DeKalb Sheriff Jeff Mann faces removal from office


Georgia’s police oversight council voted unanimously Wednesday to revoke DeKalb County Sheriff Jeff Mann’s certification as a law enforcement officer, a move that could lead to his removal from office in the latest fallout from accusations that he exposed himself in Piedmont Park five months ago.

Mann, who was overwhelmingly re-elected in November, will be forced out if the revocation is upheld on appeal. State law requires sheriffs to be certified officers.

No members of the Georgia Peace Officer Standards and Training Council discussed the case before or after voting on revocation, its harshest penalty. No one on the council mentioned Mann by name, identifying him only by his case number. Records related to the case aren’t made public for 10 days, according to state law.

“We all take this seriously,” said POST Council Chairman Mike Yeager, the sheriff of Coweta County, at the end of the meeting. “When we have one of our own in law enforcement and something happens and it goes wrong, we’ve got to handle our business. I think the people of the state expect us to handle our business.”

Mann wasn’t informed the case would be considered by POST on Wednesday, and he won’t have a response until he receives notification of the decision, according to a statement from the DeKalb Sheriff’s Office.

Mann was arrested for allegedly exposing himself to a man in Piedmont Park around 11 p.m. on May 5, not realizing the man was a uniformed Atlanta police officer. When the officer identified himself, Mann ran, according to a police report.

He pleaded guilty to charges of obstruction and prohibited conduct July 27, and was sentenced to pay fines of $2,000 and serve 80 hours of community service. He was also banished from city of Atlanta parks for six months.

In another recent case, the council placed Clayton County Sheriff Victor Hills’ certification on probation for two years after he accidentally shot a friend in a Gwinnett County model home where she worked. Unlike the pending revocation of Mann’s certification, Hill’s probation doesn’t affect his elected position.

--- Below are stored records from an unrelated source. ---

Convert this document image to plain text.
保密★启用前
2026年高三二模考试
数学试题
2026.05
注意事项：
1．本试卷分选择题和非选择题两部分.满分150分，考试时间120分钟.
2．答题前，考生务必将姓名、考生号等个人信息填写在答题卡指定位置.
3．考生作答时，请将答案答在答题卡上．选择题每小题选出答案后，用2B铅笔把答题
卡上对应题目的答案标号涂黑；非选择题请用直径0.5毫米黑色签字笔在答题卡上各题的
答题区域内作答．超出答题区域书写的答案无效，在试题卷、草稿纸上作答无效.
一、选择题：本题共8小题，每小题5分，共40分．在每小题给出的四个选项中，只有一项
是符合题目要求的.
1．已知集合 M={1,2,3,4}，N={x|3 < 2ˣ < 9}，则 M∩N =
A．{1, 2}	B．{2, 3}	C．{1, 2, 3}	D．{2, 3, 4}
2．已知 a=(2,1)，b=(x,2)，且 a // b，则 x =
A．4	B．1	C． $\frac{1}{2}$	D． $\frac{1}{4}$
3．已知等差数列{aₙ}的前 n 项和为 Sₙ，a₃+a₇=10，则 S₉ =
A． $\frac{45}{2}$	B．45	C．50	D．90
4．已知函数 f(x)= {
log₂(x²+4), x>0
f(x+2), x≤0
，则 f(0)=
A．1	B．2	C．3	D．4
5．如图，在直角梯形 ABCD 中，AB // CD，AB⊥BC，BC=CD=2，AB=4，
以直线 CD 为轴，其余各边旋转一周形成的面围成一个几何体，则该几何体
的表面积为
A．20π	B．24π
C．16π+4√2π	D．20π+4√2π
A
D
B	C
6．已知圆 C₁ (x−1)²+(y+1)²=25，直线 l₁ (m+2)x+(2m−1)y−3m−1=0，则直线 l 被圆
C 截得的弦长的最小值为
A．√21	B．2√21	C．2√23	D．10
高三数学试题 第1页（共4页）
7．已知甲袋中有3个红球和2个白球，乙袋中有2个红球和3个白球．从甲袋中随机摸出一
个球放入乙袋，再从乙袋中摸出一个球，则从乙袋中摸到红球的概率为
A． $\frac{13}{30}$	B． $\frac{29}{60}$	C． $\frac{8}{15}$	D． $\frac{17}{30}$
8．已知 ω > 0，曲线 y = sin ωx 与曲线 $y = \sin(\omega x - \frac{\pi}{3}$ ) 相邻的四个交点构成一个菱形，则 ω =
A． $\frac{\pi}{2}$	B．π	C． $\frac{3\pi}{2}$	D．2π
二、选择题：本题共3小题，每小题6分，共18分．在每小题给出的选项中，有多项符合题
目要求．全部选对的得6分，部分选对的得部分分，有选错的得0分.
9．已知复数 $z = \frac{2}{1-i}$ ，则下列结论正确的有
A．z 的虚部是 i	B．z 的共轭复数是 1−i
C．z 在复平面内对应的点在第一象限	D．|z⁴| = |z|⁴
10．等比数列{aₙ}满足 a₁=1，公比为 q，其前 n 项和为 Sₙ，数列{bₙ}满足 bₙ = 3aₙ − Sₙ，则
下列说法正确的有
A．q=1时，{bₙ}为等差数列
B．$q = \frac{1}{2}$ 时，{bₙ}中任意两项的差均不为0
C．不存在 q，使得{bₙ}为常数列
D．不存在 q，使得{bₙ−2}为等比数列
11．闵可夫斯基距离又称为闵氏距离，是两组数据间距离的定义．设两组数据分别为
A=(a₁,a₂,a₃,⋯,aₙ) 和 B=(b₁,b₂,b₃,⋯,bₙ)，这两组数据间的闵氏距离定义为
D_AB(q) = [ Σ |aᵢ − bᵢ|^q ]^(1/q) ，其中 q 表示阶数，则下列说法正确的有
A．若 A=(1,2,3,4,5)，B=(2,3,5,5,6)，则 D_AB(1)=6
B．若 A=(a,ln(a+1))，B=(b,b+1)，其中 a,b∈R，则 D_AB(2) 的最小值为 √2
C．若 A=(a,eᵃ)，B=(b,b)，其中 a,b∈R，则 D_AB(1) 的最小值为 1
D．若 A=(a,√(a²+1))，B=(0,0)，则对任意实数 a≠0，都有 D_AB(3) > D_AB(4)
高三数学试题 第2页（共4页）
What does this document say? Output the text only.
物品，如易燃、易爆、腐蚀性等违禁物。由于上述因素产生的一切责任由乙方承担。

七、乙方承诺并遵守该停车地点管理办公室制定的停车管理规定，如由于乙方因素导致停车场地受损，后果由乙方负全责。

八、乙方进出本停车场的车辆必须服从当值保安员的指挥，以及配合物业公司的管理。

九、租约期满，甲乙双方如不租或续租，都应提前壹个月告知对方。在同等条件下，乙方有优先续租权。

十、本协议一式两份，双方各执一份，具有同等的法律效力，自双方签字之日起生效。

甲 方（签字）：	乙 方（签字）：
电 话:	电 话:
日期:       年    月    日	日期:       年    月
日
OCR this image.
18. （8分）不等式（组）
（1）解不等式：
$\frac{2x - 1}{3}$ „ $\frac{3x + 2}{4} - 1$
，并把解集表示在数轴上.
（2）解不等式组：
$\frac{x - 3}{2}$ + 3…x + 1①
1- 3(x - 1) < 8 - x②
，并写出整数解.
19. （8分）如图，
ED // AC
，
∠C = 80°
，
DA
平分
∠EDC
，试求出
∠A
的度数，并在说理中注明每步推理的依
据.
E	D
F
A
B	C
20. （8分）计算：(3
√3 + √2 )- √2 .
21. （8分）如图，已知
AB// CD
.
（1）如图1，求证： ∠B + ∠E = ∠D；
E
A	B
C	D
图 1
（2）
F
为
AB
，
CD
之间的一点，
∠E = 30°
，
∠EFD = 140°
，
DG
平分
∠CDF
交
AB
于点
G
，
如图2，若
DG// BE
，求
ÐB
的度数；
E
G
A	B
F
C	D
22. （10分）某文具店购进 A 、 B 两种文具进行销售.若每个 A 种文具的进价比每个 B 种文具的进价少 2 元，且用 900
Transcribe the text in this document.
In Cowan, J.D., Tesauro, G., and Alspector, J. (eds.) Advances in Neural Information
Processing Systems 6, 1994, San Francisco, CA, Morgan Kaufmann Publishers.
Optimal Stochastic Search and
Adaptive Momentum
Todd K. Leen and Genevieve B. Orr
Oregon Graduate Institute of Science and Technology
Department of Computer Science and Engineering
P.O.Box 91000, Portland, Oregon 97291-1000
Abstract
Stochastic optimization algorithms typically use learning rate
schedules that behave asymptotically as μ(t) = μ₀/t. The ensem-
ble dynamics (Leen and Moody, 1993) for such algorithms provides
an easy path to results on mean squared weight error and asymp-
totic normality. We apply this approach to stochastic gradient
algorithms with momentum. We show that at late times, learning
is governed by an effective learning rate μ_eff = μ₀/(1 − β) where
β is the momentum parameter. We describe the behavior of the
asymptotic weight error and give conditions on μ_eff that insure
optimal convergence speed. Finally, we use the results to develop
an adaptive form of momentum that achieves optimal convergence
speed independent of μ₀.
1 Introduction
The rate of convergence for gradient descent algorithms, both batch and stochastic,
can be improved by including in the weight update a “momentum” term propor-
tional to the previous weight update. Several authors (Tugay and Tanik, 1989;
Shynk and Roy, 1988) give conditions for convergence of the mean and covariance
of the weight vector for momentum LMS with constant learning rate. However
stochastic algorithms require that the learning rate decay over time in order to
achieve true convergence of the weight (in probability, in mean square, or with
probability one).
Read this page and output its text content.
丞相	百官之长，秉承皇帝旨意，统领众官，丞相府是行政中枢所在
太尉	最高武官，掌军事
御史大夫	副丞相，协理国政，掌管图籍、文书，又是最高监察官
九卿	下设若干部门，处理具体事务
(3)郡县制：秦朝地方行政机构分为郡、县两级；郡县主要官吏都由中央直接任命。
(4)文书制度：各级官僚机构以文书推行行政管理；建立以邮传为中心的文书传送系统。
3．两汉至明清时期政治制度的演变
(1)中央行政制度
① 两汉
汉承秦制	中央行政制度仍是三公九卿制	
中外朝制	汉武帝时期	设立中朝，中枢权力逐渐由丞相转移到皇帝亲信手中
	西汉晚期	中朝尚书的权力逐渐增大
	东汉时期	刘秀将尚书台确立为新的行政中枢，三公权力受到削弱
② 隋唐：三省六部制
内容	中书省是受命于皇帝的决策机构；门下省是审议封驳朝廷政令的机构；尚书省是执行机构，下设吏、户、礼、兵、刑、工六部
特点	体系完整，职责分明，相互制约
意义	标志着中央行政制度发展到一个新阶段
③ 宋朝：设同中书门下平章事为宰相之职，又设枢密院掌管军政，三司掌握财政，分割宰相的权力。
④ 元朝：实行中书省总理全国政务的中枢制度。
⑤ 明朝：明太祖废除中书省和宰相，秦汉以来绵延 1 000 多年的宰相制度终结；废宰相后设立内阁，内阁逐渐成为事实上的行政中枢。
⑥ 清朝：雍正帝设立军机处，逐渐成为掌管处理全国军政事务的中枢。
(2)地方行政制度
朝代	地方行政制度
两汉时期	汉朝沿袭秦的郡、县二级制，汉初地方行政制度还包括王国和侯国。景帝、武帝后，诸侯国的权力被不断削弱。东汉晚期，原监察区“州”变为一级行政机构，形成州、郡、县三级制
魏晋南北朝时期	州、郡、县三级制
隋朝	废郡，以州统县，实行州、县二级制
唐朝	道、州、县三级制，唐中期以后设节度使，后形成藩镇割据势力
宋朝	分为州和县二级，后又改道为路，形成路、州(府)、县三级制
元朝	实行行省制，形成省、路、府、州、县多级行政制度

Former DeKalb Sheriff Thomas Brown said he’s “shocked” that POST would revoke Mann’s certification for city ordinance violations, the same level offense as a traffic ticket. Mann already served a 40-day suspension from office ordered by Gov. Nathan Deal.

“There are many law enforcement officers still patrolling the roads today who have done far worse than a violation of a city ordinance, yet they’re still out there,” Brown said. “This is something that, clearly at this point, where we are today, should have been left in the hands of the voters of DeKalb County.”

But Ted Golden, who ran against Mann in the Democratic primary last year, said DeKalb residents deserve a sheriff untainted by wrongdoing.

“The decision to run from the police officer is probably the most critical part,” said Golden, a retired U.S. Drug Enforcement Agency agent. “In law enforcement, there are things that we just don’t do. When you break those rules, there are consequences.”

Mann has never explained or attempted to justify what happened the night of his arrest. During a press conference a week afterward, Mann stood silently beside his attorney who read a statement apologizing for “the unfavorable light my arrest has brought on this county.”

Mann also suspended himself for a week for violating his office’s code of conduct, writing in a memo to staff he needed to take responsibility for bringing criticism to the DeKalb Sheriff’s Office and the county.

Former DeKalb District Attorney Robert James, who is now a defense attorney, questioned why Mann’s certification is being revoked when other officers who break the law receive lesser punishments.

“Even running from an officer, I don’t know if that’s necessarily more serious than shooting someone,” James said. “I’m not defending Sheriff Mann at all. I think the conduct was reprehensible and embarrassing. But as a lawyer who has given his life to the system, I’d like to make sure people are treated similarly.”

Mann has 30 days to appeal the POST Council’s decision. The revocation of his certification doesn’t take effect until the appeal process is over.

If he is removed from office, a special election would be held.